Working with living sculpture and installation, Beverley Duckworth creates spaces and moments which connect the smallest poetic gestures of plants with social and ecological precarity shaping contemporary life. Her practice centres on the afterlife of the discarded and is rooted in small acts of reparation - sewing scraps together, watering fragile seedlings and nurturing the regenerative power of composting from waste materials.
Duckworth was born and lives in London and is a winner of the Royal Society of Sculpture’s Gilbert Bayes Award (2025). She was shortlisted for the John Ruskin Prize (2026) and was awarded a studio residency with the Sarabande Foundation (2025). She was selected for New Contemporaries (2024) and UK New Artists City Takeover (2022). She graduated with an MFA (with distinction) from Goldsmiths University (2024).
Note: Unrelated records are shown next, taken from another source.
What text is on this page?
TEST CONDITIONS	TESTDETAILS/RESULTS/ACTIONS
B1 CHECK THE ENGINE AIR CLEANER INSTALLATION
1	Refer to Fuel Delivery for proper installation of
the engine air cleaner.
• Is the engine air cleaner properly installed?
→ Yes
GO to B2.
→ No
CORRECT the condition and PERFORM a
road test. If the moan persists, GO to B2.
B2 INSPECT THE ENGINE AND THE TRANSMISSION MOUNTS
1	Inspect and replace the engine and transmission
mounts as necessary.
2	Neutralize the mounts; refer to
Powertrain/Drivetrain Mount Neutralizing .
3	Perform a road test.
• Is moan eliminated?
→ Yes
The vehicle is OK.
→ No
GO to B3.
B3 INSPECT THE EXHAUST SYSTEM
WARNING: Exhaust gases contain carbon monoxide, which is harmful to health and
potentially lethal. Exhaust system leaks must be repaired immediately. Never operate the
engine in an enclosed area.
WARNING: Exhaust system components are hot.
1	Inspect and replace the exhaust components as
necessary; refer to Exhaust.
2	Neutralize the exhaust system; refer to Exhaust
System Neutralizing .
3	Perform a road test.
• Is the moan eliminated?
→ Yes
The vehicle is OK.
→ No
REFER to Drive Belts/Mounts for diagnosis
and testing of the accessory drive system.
Duckworth has exhibited in the UK and internationally, with recent exhibitions including: Patience in Looking, Truth in Making, The John Ruskin Prize, London (2026); Terraforma, The Royal Society of Sculptors Gilbert Bayes Award Winners show, London and Wakefield (2026); Buffet d'art, Ambika P3, London (2026); Echo Soho with House of Bandits, London (2025); New Contemporaries, ICA, London (2025); Permission to Bloom, Don’t Look Projects, LA (2025); Crawling Home, Salzburg (2025); New Contemporaries, KARST, Plymouth (2024); Minor Attractions with SLQS Gallery, London (2024); Entanglements and Denials, Tang Museum, Dongguan, China (2024); A Landscape of Chance, SLQS Gallery, London (2024); The London Group Open, Copeland Gallery, London (2023); Now Introducing, Studio West, London (2022); Hypha Presents, 56 Conduit St, London (2022); UKNA City Takeover, The Attenborough Centre, Leicester (2022); The State of Things, Küefer-Martis-Huus, Liechtenstein (2021).